With the current privacy climate in Europe—and the evolving approaches to data privacy in the U.S.–companies face an increasingly complex (and sometimes burdensome) situation, and Mactaggart stresses that the key element is to develop adequate legislation that would address these issues—and soon.

“You know, the important thing is having the legislation,” said Mactaggart. “I think it’s an opportune time … we have this ability to write regulations to kind of solve [issues], assuming it doesn’t go against the statute here. I’m hopeful that this will vault us into the first tier of privacy around the world, and that this would be an anchor for privacy in this country.”

Raising Public Awareness of Privacy Protections

Next, Mactaggart addressed the need for public awareness campaigns to make individuals aware of CCPA and CPRA, as well as their rights and responsibilities with regard to the statutes. “I think probably the average Californian has no clue … out of the 40 million Californians, I think probably fewer rather than more are aware of their privacy rights,” he said.

The conversation then touched on the practicality of alerting users about their rights as they visit websites and so on.
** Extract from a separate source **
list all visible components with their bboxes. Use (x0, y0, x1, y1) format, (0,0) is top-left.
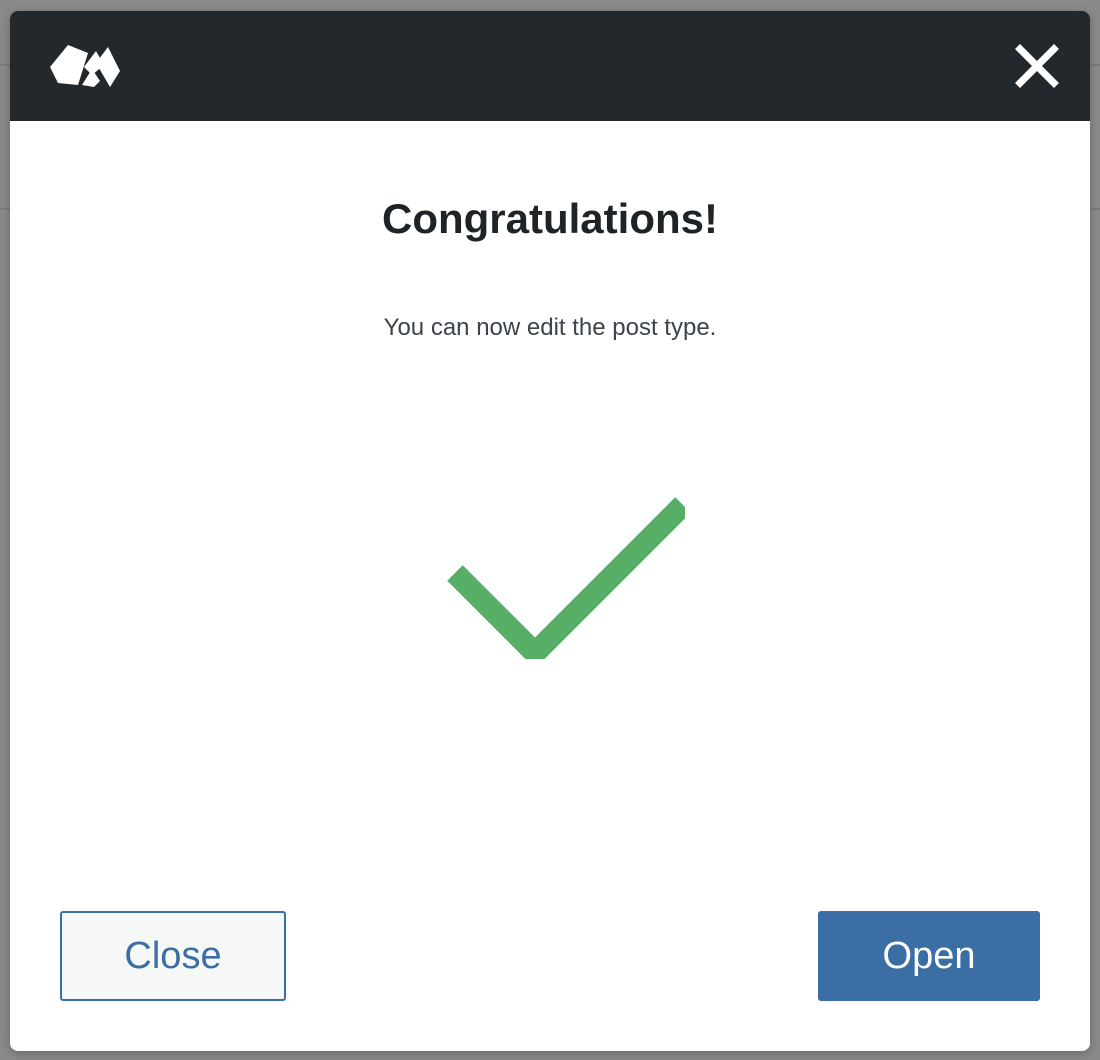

Mactaggart emphasized the need for simplicity and useability in order to help consumers understand how their data is being used, what data is being collected, and where it may be stored. “What I would say is that, if at the end of the day, if this is a series of obstacles that companies that want to transact in your data have to leap over in order to keep on transacting your data … because they’ve made it so difficult for people to access their rights, then I say we will have failed—and there’s a risk of that clearly.”

“I feel like the effort will have succeeded in general if the industry that is currently trying to transact in your data ends up giving people really clear, easy meaningful ways to stop that transaction of your data.”

Mactaggart then used the analogy of air travel to illustrate how it should be a straightforward mechanism for the consumer to restrict data use. “I shouldn’t have to be able to fix a jet engine to get on the plane,” he said. “I should be able to get on a plane and expect it to be safe because the government inspects these airlines … why when I visit a website should that data be sold, or should I not at least be able to easily control that?”

Mactaggart closed by noting that not all companies are looking to surreptitiously collect customer data for questionable purposes. “There are many companies whose business is not buying and selling people’s information—they’re trying to deliver a product,” he said. “And then there are many companies whose business is tracking me ubiquitously forever, always trying to know as much about me as possible, and I think that I’d like some rights around that.”